Nixon's story, told Nixon's way

Presidential museum depicts a singular view of a roller-coaster era in American politics

August 04, 2002|By Eric Noland | By Eric Noland,LOS ANGELES DAILY NEWS

Just steps from the exit, Richard Nixon gets the last word.

He's on a TV screen in a small theater, responding to the disembodied voice of a supposed interviewer. Maybe it's assumed that the visitor to the Richard Nixon Library & Birthplace, in Yorba Linda, Calif., having navigated a dozen exhibit areas -- concluding with a dimly lighted hall devoted to the abject darkness of Watergate -- might have a few questions at this point.

So there is Nixon, obviously filmed late in his life, brushing aside, explaining away and at one point openly laughing about such petty nuisances as wiretaps of political enemies, his secret office tape recordings and the actions of the infamous White House "plumbers."

Your library, your prerogative.

Whatever your political perspective, a visit to the Nixon Library near Los Angeles is well worth your while. As its visitor guide declares, it provides "a fascinating journey through history" -- albeit reflecting one man's perspective and encompassing one of the most sordid chapters in American presidential history.

Nixon, the only American president to resign, stepped down Aug. 8, 1974, just days after the House Judiciary Committee recommended articles of impeachment against him for conspiracy to obstruct justice, abuse of power and refusal to comply with its subpoenas. He died in 1994 at age 81.

Simple birthplace

One of the most heartening elements of the nine-acre complex is the simple home in which Nixon was born, in 1913, and spent the first nine years of his life. It still occupies its original site, where Nixon's father, Frank, tended a lemon grove. (The family later moved to Whittier, where Frank ran a gas station and general store.)

As you walk through the small clapboard structure and hear that the four sons bunked in an upstairs room, "two to a bed," it's remarkable to think that someone of such simple means and no family connections could rise to the highest office in the country just over 30 years ago.

Exhibit areas in the library trace the genesis of Nixon's political career: his victory in a local congressional race (1946), his zeal as a member of the House Committee on Un-American Activities, his mud-slinging victory over Helen Gahagan Douglas for one of California's U.S. Senate seats (1950), and his selection as vice presidential running mate to Dwight D. Eisenhower (1952).

A vintage TV set plays a grainy, black-and-white tape of Nixon's famous "Checkers" speech, when he defended himself against charges that powerful backers had created a slush fund for his use.

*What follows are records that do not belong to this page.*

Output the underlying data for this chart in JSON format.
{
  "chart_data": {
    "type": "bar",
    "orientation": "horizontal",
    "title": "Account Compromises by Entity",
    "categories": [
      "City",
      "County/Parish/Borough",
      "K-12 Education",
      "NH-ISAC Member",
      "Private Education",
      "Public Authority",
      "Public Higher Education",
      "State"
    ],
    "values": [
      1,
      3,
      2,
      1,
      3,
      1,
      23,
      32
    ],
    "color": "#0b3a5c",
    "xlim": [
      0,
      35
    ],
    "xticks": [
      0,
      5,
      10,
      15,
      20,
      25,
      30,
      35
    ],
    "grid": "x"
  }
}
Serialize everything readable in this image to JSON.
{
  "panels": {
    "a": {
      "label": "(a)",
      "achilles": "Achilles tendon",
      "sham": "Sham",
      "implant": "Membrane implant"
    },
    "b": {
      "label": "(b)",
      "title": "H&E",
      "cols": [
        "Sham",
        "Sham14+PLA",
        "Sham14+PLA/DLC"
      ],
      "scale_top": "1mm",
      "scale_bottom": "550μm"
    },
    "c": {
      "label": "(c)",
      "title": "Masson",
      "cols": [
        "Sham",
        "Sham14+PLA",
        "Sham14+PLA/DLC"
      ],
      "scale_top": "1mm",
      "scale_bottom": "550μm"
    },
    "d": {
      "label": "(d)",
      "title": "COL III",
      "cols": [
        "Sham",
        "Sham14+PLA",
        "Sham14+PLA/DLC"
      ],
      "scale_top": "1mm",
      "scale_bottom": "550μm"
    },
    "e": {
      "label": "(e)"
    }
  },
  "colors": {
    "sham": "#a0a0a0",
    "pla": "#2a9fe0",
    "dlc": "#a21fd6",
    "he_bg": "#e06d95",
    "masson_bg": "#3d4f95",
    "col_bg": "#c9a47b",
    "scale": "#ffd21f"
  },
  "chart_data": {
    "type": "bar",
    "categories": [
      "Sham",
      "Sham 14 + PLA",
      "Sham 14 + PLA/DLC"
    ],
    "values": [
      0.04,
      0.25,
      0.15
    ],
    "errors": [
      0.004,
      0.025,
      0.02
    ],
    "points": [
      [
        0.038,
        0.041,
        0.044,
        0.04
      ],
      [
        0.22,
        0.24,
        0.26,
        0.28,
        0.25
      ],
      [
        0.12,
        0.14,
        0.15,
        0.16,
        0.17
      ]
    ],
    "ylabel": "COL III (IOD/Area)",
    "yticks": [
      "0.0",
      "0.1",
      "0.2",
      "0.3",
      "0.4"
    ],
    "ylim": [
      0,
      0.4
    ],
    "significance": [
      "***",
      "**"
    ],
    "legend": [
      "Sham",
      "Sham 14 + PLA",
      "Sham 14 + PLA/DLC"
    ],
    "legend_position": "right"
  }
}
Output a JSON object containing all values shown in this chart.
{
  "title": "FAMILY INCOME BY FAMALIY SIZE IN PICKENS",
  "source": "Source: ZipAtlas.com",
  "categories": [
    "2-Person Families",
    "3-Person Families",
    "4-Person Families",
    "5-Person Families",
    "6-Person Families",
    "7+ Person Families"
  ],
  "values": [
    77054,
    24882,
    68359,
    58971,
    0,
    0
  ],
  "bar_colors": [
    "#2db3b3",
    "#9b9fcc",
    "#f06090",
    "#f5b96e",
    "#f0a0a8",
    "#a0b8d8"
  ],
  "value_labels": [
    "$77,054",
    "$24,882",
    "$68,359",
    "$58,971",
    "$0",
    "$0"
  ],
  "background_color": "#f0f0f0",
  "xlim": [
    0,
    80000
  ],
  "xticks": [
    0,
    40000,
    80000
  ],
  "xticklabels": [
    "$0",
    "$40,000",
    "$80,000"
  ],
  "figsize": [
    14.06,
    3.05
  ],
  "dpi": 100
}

One contribution, he says in the speech, was a cocker spaniel, "and Tricia, the 6-year-old, named it 'Checkers.' "

As Nixon defends his lifestyle, you might have to suppress a chuckle as he declares that wife Pat "doesn't have a mink coat, but she does have a respectable, Republican cloth coat."

TV again figures prominently in Nixon's career at a subsequent exhibit devoted to his unsuccessful bid for the presidency against John F. Kennedy in 1960. The first of the televised debates of that campaign is aired, and Nixon, who declined to have television makeup applied, exhibits a 5 o'clock shadow and repeatedly mops sweat from his face with a handkerchief. As Nixon fidgets and stammers, Kennedy appears suave and self-assured.

The commentary hastens to add, however, that Nixon excelled in a subsequent televised debate and, besides, it's doubtful voters' minds were swayed by the first one anyway.

From protest to peace

There's a lot of that in this library. The word "spin" only recently gained favor in American political nomenclature. It might be more appropriate to characterize this institution's take on Nixon's career as "gloss."

The illegal extension of the Vietnam War into Cambodia in 1970 is referred to as "unannounced bombing runs." The killing of four Kent State University students by National Guardsmen during a subsequent protest includes a preface about objects thrown by the mob, and the vague words: "Tragically, in the ensuing panic, shots rang out."

In the Watergate room, a reference to Washington Post reporters Bob Woodward and Carl Bernstein includes the words "in their zeal to create a Watergate story." Create?

Also in the Watergate room, after you hear the "smoking gun" tape -- in which Nixon encourages an aide to have the CIA tell the FBI to back off its investigation for national security reasons -- a commentary quickly notes that Nixon called off the dogs two weeks later (as if that absolves him of wrongdoing).

Exhibits at the library also deal with more upbeat subjects, including Nixon's achieving a thaw with China (he was the first president to visit that country), his pursuit of detente in the Soviet Union and his withdrawal of troops from Vietnam (though it took more than four years). There is a poignant look at prisoners of war who returned from Vietnam on Nixon's watch in 1973.

A highlight of the library grounds is the First Lady's Garden, which is richly planted in roses.